Highlights of this lesser-seen part of Sinai:

  • Serabit Al Khadim One of Sinai's most impressive sites, this ruined Pharaonic temple is surrounded by ancient turquoise mines and starkly beautiful landscapes. Turquoise was mined here as far back as the Old Kingdom, and the temple, dedicated to the goddess Hathor, dates back to the 12th dynasty. Beside it is a New Kingdom shrine to Sopdu, god of the Eastern Desert. Inscriptions upon the temple court walls list the temple’s benefactors, including Hatshepsut (1473–1458 BC) and Tuthmosis III (1479–1425 BC). Serabit Al Khadim can be reached via an unsignposted track just south of the coastal settlement of Abu Zenima or, more interestingly, from a track branching north off the road running east through Wadi Feiran via Wadi Mukattab.

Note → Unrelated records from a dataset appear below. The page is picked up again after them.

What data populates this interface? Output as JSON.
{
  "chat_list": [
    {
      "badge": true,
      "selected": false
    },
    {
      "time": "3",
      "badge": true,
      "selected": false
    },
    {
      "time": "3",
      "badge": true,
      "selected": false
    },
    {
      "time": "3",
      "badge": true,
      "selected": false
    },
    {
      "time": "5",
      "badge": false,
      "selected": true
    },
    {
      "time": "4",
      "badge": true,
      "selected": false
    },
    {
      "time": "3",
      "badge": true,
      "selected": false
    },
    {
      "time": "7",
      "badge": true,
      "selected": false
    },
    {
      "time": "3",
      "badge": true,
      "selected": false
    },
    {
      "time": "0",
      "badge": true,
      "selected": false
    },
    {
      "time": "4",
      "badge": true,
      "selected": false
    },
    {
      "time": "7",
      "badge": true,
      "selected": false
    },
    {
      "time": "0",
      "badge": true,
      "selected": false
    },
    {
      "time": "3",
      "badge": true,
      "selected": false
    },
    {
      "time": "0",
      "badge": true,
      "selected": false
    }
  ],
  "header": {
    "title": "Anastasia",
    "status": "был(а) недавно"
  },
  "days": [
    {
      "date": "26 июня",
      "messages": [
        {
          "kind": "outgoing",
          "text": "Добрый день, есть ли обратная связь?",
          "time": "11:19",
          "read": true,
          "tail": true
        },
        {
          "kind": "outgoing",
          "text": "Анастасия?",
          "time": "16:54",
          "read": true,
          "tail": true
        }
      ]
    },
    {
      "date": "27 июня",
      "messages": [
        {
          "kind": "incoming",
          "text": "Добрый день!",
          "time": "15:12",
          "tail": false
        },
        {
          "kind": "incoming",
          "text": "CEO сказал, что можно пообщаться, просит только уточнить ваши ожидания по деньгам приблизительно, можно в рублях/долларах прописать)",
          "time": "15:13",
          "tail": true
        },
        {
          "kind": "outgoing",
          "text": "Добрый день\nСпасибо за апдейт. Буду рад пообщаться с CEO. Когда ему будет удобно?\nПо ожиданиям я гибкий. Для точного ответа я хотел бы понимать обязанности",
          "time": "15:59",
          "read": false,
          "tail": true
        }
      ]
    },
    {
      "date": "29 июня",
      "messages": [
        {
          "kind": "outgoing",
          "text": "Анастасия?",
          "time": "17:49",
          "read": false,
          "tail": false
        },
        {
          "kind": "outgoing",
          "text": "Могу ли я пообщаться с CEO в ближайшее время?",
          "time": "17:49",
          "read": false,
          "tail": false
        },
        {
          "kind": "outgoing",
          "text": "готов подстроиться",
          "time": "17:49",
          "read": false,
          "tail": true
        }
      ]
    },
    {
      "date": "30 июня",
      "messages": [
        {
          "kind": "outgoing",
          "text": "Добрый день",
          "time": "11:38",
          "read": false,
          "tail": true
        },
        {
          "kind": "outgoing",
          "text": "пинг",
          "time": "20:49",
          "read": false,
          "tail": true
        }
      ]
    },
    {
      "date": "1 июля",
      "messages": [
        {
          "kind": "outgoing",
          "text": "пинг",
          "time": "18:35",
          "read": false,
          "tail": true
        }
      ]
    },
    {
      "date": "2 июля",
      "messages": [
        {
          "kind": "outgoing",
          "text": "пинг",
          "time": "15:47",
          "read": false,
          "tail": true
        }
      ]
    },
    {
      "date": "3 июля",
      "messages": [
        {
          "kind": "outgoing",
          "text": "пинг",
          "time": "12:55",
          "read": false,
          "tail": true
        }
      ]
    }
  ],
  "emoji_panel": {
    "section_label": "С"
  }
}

  • Wadi Mukattab Here Sinai’s largest collection of rock inscriptions and stelae, some dating back to the 3rd dynasty, give evidence of ancient turquoise-mining activities. Unfortunately, many of the workings and stelae were damaged when the British unsuccessfully tried to revive the mines in 1901.
  • Forest of Pillars Inland from the temple of Serabit Al Khadim, a long track heads through the colourful wadis of Gebel Foga to the cliffs that edge Gebel Et Tih Tih and the Forest of Pillars (a mound of naturally occurring tube-shaped rocks). It's accessible by 4WD and camel.